Bob Lindner, left, and Meghan Gaffney Buck are the co-founders of VEDA Data, a machine learning company that focuses on improving health care provider directories.


As a post-doctoral researcher at the University of Wisconsin-Madison, Bob Lindner used to develop artificial intelligence to better understand the stars, programming ways to analyze the data collected by massive telescopes.

Now, his startup VEDA Data applies those same mechanics to something smaller in scale: the directories of doctors found on health insurance websites.

VEDA Data uses machine learning — in which computers are programmed to learn behaviors on their own — to improve the accuracy of health care provider directories. According to Lindner, computers are great at parsing not just complex astronomical data, but complex health care data.

“The same way of thinking is being applied,” Lindner said. “These data amounts are so huge.”

Improving provider network accuracy has proven a mounting issue. According to a report released by the Centers for Medicare & Medicaid Services earlier this year, 45 percent of entries in the directories provided by insurers contracted with Medicare are inaccurate. There are incorrect addresses, wrong phone numbers, and even incorrect information about whether a doctor is actually within the network — the group of providers that an insurer has decided to include in their plans.

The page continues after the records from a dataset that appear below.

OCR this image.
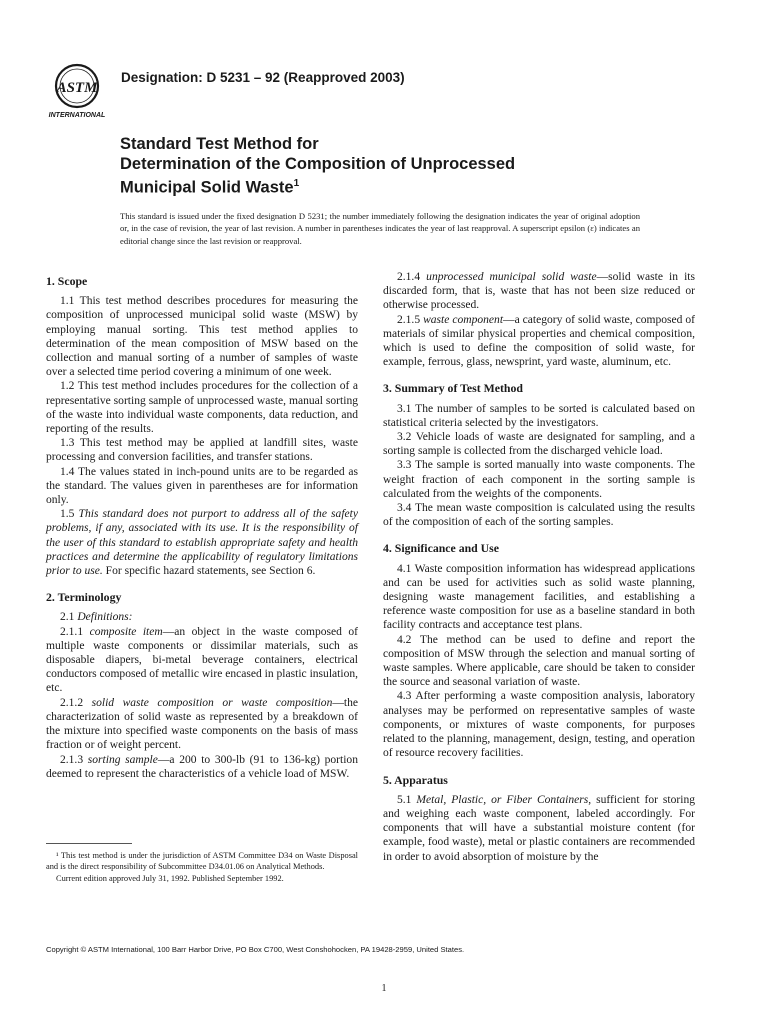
ASTM
INTERNATIONAL
Designation: D 5231 – 92 (Reapproved 2003)
Standard Test Method for
Determination of the Composition of Unprocessed
Municipal Solid Waste$^1$
This standard is issued under the fixed designation D 5231; the number immediately following the designation indicates the year of original adoption or, in the case of revision, the year of last revision. A number in parentheses indicates the year of last reapproval. A superscript epsilon (ε) indicates an editorial change since the last revision or reapproval.
1. Scope

1.1 This test method describes procedures for measuring the composition of unprocessed municipal solid waste (MSW) by employing manual sorting. This test method applies to determination of the mean composition of MSW based on the collection and manual sorting of a number of samples of waste over a selected time period covering a minimum of one week.

1.2 This test method includes procedures for the collection of a representative sorting sample of unprocessed waste, manual sorting of the waste into individual waste components, data reduction, and reporting of the results.

1.3 This test method may be applied at landfill sites, waste processing and conversion facilities, and transfer stations.

1.4 The values stated in inch-pound units are to be regarded as the standard. The values given in parentheses are for information only.

1.5 This standard does not purport to address all of the safety problems, if any, associated with its use. It is the responsibility of the user of this standard to establish appropriate safety and health practices and determine the applicability of regulatory limitations prior to use. For specific hazard statements, see Section 6.

2. Terminology

2.1 Definitions:

2.1.1 composite item—an object in the waste composed of multiple waste components or dissimilar materials, such as disposable diapers, bi-metal beverage containers, electrical conductors composed of metallic wire encased in plastic insulation, etc.

2.1.2 solid waste composition or waste composition—the characterization of solid waste as represented by a breakdown of the mixture into specified waste components on the basis of mass fraction or of weight percent.

2.1.3 sorting sample—a 200 to 300-lb (91 to 136-kg) portion deemed to represent the characteristics of a vehicle load of MSW.

2.1.4 unprocessed municipal solid waste—solid waste in its discarded form, that is, waste that has not been size reduced or otherwise processed.

2.1.5 waste component—a category of solid waste, composed of materials of similar physical properties and chemical composition, which is used to define the composition of solid waste, for example, ferrous, glass, newsprint, yard waste, aluminum, etc.

3. Summary of Test Method

3.1 The number of samples to be sorted is calculated based on statistical criteria selected by the investigators.

3.2 Vehicle loads of waste are designated for sampling, and a sorting sample is collected from the discharged vehicle load.

3.3 The sample is sorted manually into waste components. The weight fraction of each component in the sorting sample is calculated from the weights of the components.

3.4 The mean waste composition is calculated using the results of the composition of each of the sorting samples.

4. Significance and Use

4.1 Waste composition information has widespread applications and can be used for activities such as solid waste planning, designing waste management facilities, and establishing a reference waste composition for use as a baseline standard in both facility contracts and acceptance test plans.

4.2 The method can be used to define and report the composition of MSW through the selection and manual sorting of waste samples. Where applicable, care should be taken to consider the source and seasonal variation of waste.

4.3 After performing a waste composition analysis, laboratory analyses may be performed on representative samples of waste components, or mixtures of waste components, for purposes related to the planning, management, design, testing, and operation of resource recovery facilities.

5. Apparatus

5.1 Metal, Plastic, or Fiber Containers, sufficient for storing and weighing each waste component, labeled accordingly. For components that will have a substantial moisture content (for example, food waste), metal or plastic containers are recommended in order to avoid absorption of moisture by the

¹ This test method is under the jurisdiction of ASTM Committee D34 on Waste Disposal and is the direct responsibility of Subcommittee D34.01.06 on Analytical Methods.

Current edition approved July 31, 1992. Published September 1992.

Copyright © ASTM International, 100 Barr Harbor Drive, PO Box C700, West Conshohocken, PA 19428-2959, United States.
1
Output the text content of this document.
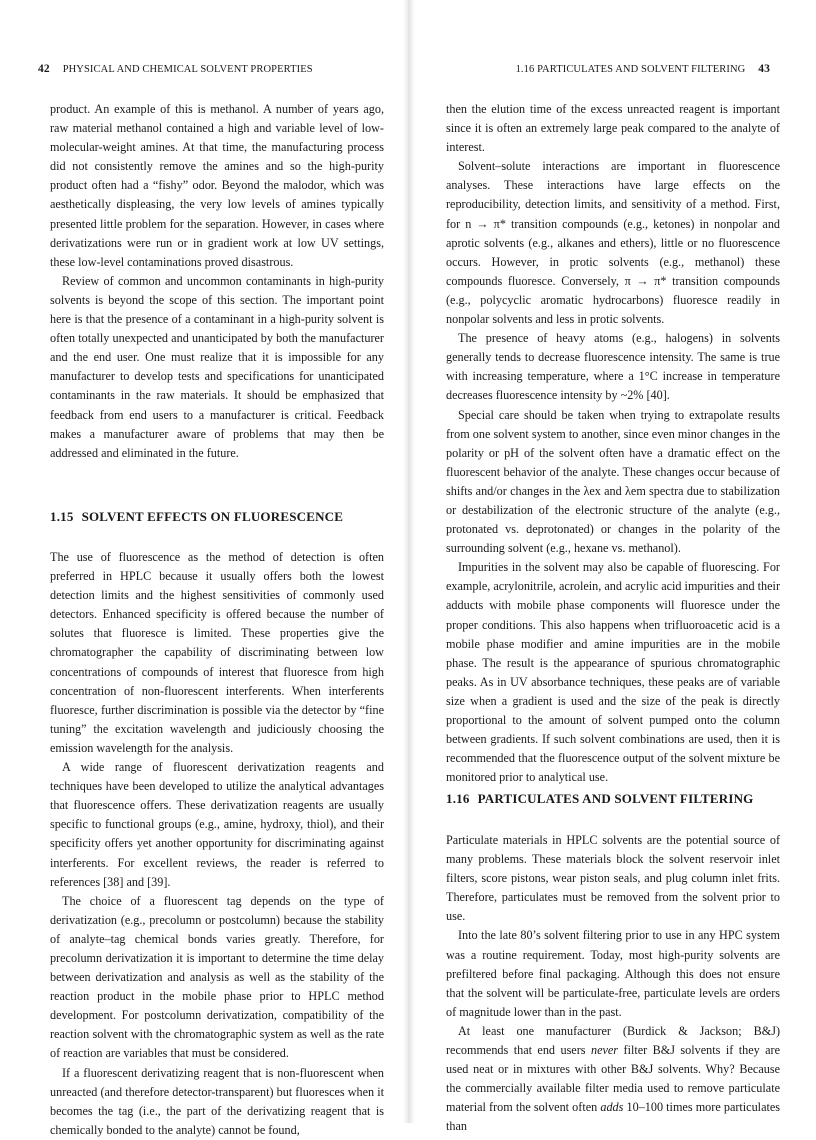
42 PHYSICAL AND CHEMICAL SOLVENT PROPERTIES

product. An example of this is methanol. A number of years ago, raw material methanol contained a high and variable level of low-molecular-weight amines. At that time, the manufacturing process did not consistently remove the amines and so the high-purity product often had a “fishy” odor. Beyond the malodor, which was aesthetically displeasing, the very low levels of amines typically presented little problem for the separation. However, in cases where derivatizations were run or in gradient work at low UV settings, these low-level contaminations proved disastrous.

Review of common and uncommon contaminants in high-purity solvents is beyond the scope of this section. The important point here is that the presence of a contaminant in a high-purity solvent is often totally unexpected and unanticipated by both the manufacturer and the end user. One must realize that it is impossible for any manufacturer to develop tests and specifications for unanticipated contaminants in the raw materials. It should be emphasized that feedback from end users to a manufacturer is critical. Feedback makes a manufacturer aware of problems that may then be addressed and eliminated in the future.

1.15 SOLVENT EFFECTS ON FLUORESCENCE

The use of fluorescence as the method of detection is often preferred in HPLC because it usually offers both the lowest detection limits and the highest sensitivities of commonly used detectors. Enhanced specificity is offered because the number of solutes that fluoresce is limited. These properties give the chromatographer the capability of discriminating between low concentrations of compounds of interest that fluoresce from high concentration of non-fluorescent interferents. When interferents fluoresce, further discrimination is possible via the detector by “fine tuning” the excitation wavelength and judiciously choosing the emission wavelength for the analysis.

A wide range of fluorescent derivatization reagents and techniques have been developed to utilize the analytical advantages that fluorescence offers. These derivatization reagents are usually specific to functional groups (e.g., amine, hydroxy, thiol), and their specificity offers yet another opportunity for discriminating against interferents. For excellent reviews, the reader is referred to references [38] and [39].

The choice of a fluorescent tag depends on the type of derivatization (e.g., precolumn or postcolumn) because the stability of analyte–tag chemical bonds varies greatly. Therefore, for precolumn derivatization it is important to determine the time delay between derivatization and analysis as well as the stability of the reaction product in the mobile phase prior to HPLC method development. For postcolumn derivatization, compatibility of the reaction solvent with the chromatographic system as well as the rate of reaction are variables that must be considered.

If a fluorescent derivatizing reagent that is non-fluorescent when unreacted (and therefore detector-transparent) but fluoresces when it becomes the tag (i.e., the part of the derivatizing reagent that is chemically bonded to the analyte) cannot be found,

1.16 PARTICULATES AND SOLVENT FILTERING 43

then the elution time of the excess unreacted reagent is important since it is often an extremely large peak compared to the analyte of interest.

Solvent–solute interactions are important in fluorescence analyses. These interactions have large effects on the reproducibility, detection limits, and sensitivity of a method. First, for n → π* transition compounds (e.g., ketones) in nonpolar and aprotic solvents (e.g., alkanes and ethers), little or no fluorescence occurs. However, in protic solvents (e.g., methanol) these compounds fluoresce. Conversely, π → π* transition compounds (e.g., polycyclic aromatic hydrocarbons) fluoresce readily in nonpolar solvents and less in protic solvents.

The presence of heavy atoms (e.g., halogens) in solvents generally tends to decrease fluorescence intensity. The same is true with increasing temperature, where a 1°C increase in temperature decreases fluorescence intensity by ~2% [40].

Special care should be taken when trying to extrapolate results from one solvent system to another, since even minor changes in the polarity or pH of the solvent often have a dramatic effect on the fluorescent behavior of the analyte. These changes occur because of shifts and/or changes in the λex and λem spectra due to stabilization or destabilization of the electronic structure of the analyte (e.g., protonated vs. deprotonated) or changes in the polarity of the surrounding solvent (e.g., hexane vs. methanol).

Impurities in the solvent may also be capable of fluorescing. For example, acrylonitrile, acrolein, and acrylic acid impurities and their adducts with mobile phase components will fluoresce under the proper conditions. This also happens when trifluoroacetic acid is a mobile phase modifier and amine impurities are in the mobile phase. The result is the appearance of spurious chromatographic peaks. As in UV absorbance techniques, these peaks are of variable size when a gradient is used and the size of the peak is directly proportional to the amount of solvent pumped onto the column between gradients. If such solvent combinations are used, then it is recommended that the fluorescence output of the solvent mixture be monitored prior to analytical use.

1.16 PARTICULATES AND SOLVENT FILTERING

Particulate materials in HPLC solvents are the potential source of many problems. These materials block the solvent reservoir inlet filters, score pistons, wear piston seals, and plug column inlet frits. Therefore, particulates must be removed from the solvent prior to use.

Into the late 80’s solvent filtering prior to use in any HPC system was a routine requirement. Today, most high-purity solvents are prefiltered before final packaging. Although this does not ensure that the solvent will be particulate-free, particulate levels are orders of magnitude lower than in the past.

At least one manufacturer (Burdick & Jackson; B&J) recommends that end users never filter B&J solvents if they are used neat or in mixtures with other B&J solvents. Why? Because the commercially available filter media used to remove particulate material from the solvent often adds 10–100 times more particulates than
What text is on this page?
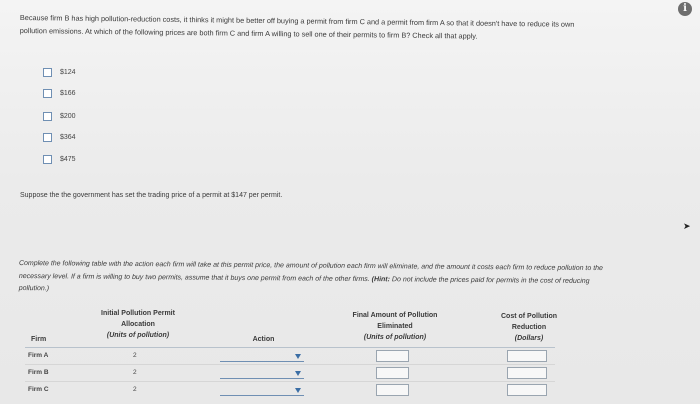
i
Because firm B has high pollution-reduction costs, it thinks it might be better off buying a permit from firm C and a permit from firm A so that it doesn't have to reduce its own pollution emissions. At which of the following prices are both firm C and firm A willing to sell one of their permits to firm B? Check all that apply.
$124
$166
$200
$364
$475
Suppose the the government has set the trading price of a permit at $147 per permit.
➤
Complete the following table with the action each firm will take at this permit price, the amount of pollution each firm will eliminate, and the amount it costs each firm to reduce pollution to the necessary level. If a firm is willing to buy two permits, assume that it buys one permit from each of the other firms. (Hint: Do not include the prices paid for permits in the cost of reducing pollution.)
Firm
Initial Pollution Permit
Allocation
(Units of pollution)
Action
Final Amount of Pollution
Eliminated
(Units of pollution)
Cost of Pollution
Reduction
(Dollars)
Firm A	2
Firm B	2
Firm C	2
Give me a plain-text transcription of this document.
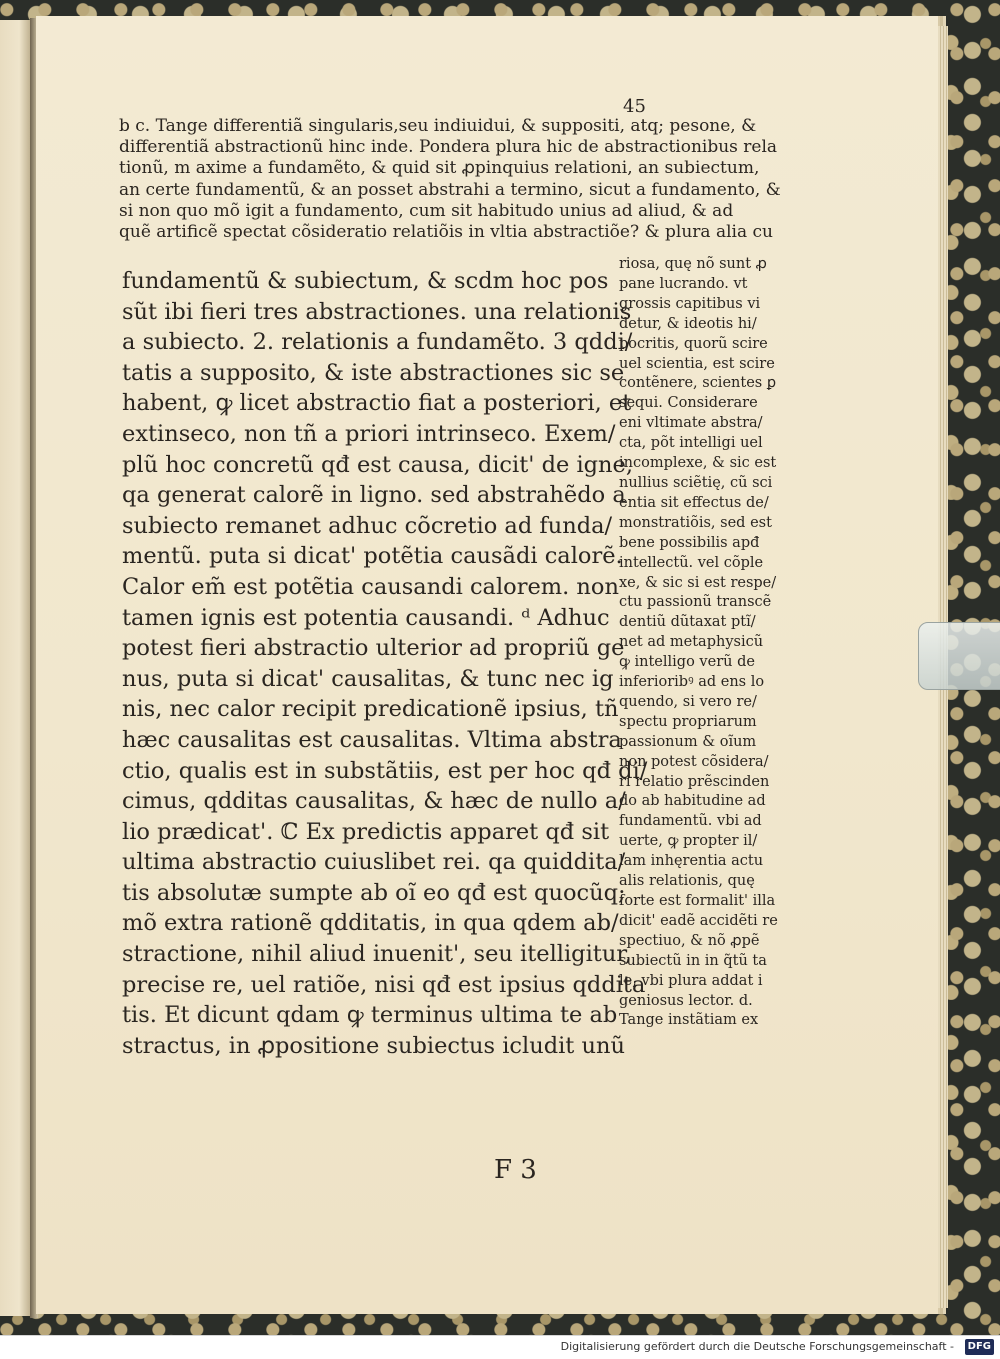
45
b c. Tange differentiã singularis,seu indiuidui, & suppositi, atq; pesone, &
differentiã abstractionũ hinc inde. Pondera plura hic de abstractionibus rela
tionũ, m axime a fundamẽto, & quid sit ꝓpinquius relationi, an subiectum,
an certe fundamentũ, & an posset abstrahi a termino, sicut a fundamento, &
si non quo mõ igit a fundamento, cum sit habitudo unius ad aliud, & ad
quẽ artificẽ spectat cõsideratio relatiõis in vltia abstractiõe? & plura alia cu
fundamentũ & subiectum, & scdm hoc pos
sũt ibi fieri tres abstractiones. una relationis
a subiecto. 2. relationis a fundamẽto. 3 qddi/
tatis a supposito, & iste abstractiones sic se
habent, ꝙ licet abstractio fiat a posteriori, et
extinseco, non tñ a priori intrinseco. Exem/
plũ hoc concretũ qđ est causa, dicit' de igne,
qa generat calorẽ in ligno. sed abstrahẽdo a
subiecto remanet adhuc cõcretio ad funda/
mentũ. puta si dicat' potẽtia causãdi calorẽ.
Calor em̃ est potẽtia causandi calorem. non
tamen ignis est potentia causandi. ᵈ Adhuc
potest fieri abstractio ulterior ad propriũ ge
nus, puta si dicat' causalitas, & tunc nec ig
nis, nec calor recipit predicationẽ ipsius, tñ
hæc causalitas est causalitas. Vltima abstra
ctio, qualis est in substãtiis, est per hoc qđ di/
cimus, qdditas causalitas, & hæc de nullo a/
lio prædicat'. ℂ Ex predictis apparet qđ sit
ultima abstractio cuiuslibet rei. qa quiddita/
tis absolutæ sumpte ab oĩ eo qđ est quocũq;
mõ extra rationẽ qdditatis, in qua qdem ab/
stractione, nihil aliud inuenit', seu itelligitur,
precise re, uel ratiõe, nisi qđ est ipsius qddita
tis. Et dicunt qdam ꝙ terminus ultima te ab
stractus, in ꝓpositione subiectus icludit unũ
riosa, quę nõ sunt ꝓ
pane lucrando. vt
grossis capitibus vi
detur, & ideotis hi/
pocritis, quorũ scire
uel scientia, est scire
contẽnere, scientes ꝑ
sequi. Considerare
eni vltimate abstra/
cta, põt intelligi uel
incomplexe, & sic est
nullius sciẽtię, cũ sci
entia sit effectus de/
monstratiõis, sed est
bene possibilis apđ
intellectũ. vel cõple
xe, & sic si est respe/
ctu passionũ transcẽ
dentiũ dũtaxat ptĩ/
net ad metaphysicũ
ꝙ intelligo verũ de
inferioribꝰ ad ens lo
quendo, si vero re/
spectu propriarum
passionum & oĩum
non potest cõsidera/
ri relatio prẽscinden
do ab habitudine ad
fundamentũ. vbi ad
uerte, ꝙ propter il/
lam inhęrentia actu
alis relationis, quę
forte est formalit' illa
dicit' eadẽ accidẽti re
spectiuo, & nõ ꝓpẽ
subiectũ in in q̃tũ ta
le, vbi plura addat i
geniosus lector. d.
Tange instãtiam ex
F 3
Digitalisierung gefördert durch die Deutsche Forschungsgemeinschaft -	DFG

Listing accurate information in what’s essentially a provider phone book seems like it shouldn’t be that hard. But it’s a problem that insurance companies have been struggling to solve, said the company's co-founder and CEO Meghan Gaffney Buck.

“There are some really stupid billion-dollar problems, and this is one of them,” she said.

Inaccurate directories are also a barrier to health care in the U.S. As a New York Times report from last year found, patients have accidentally sought care with out-of-network providers due to inaccurate directories, finding themselves slammed with unexpected bills.

Buck said the flawed directories can also result in people not getting care at all, especially those with lower incomes or who are older.

"You call, and (the directory) says they're accepting new patients and they're in network, and lo and behold they're not," she said. “You might call three providers, and then give up. You just say, ‘I'm not feeling well, but I give up.’”

Sometimes glitches or the sheer volume of data to trick can be an issue. Buck also suggested that health care providers have an incentive to provide confusing information — a health system may list a physician as operating from multiple offices so as to more easily process claims, for example.

"There is actually profit motivation for health systems to list every doctor at every location in their system,” she said.

In 2015, the Obama Administration enacted new rules and penalties for insurers offering inaccurate directories. VEDA Data markets to insurers looking to dodge fines and improve their listings. 

The system that Lindner has constructed pulls data about providers from disparate sources ranging from the self-reported lists doctors give insurers to the publicly available National Provider Identifier database. Even Yelp reviews are included. The system picks out chunks of information — a phone number, whether a provider is in the network, whether they're taking new patients — and determines whether it’s accurate or not.

Humans grade the computer program on how it’s doing by fact-checking small portions of its work. The program then takes that feedback, learns from it, and becomes better at determining what's accurate.

The startup has forged a partnership with Humana and another client. Lindner said that they're not quite at 100 percent accuracy with their software, but have been able to improve databases on average to accuracy ranges of over 70 percent.

It’s a complex task. But as Buck tells potential clients, it’s not exactly astrophysics.

"There's a lot more data in the galaxy than in this health record, so we're good," she said.

As for Lindner, he's happy with the change from astrophysics to health care. He was always more interested in the big data methodologies than the field itself.

"While the universe never ends in fascinating me ... sometimes I felt disconnected from society on the Earth," he said. "It is refreshing and compelling to tackle problems that can affect the lives of millions of people for the better."

Erik Lorenzsonn is the Capital Times' tech and culture reporter. He joined the team in 2016, after having served as an online editor for Wisconsin Public Radio and having written for publications like The Progressive Magazine and The Poughkeepsie Journal.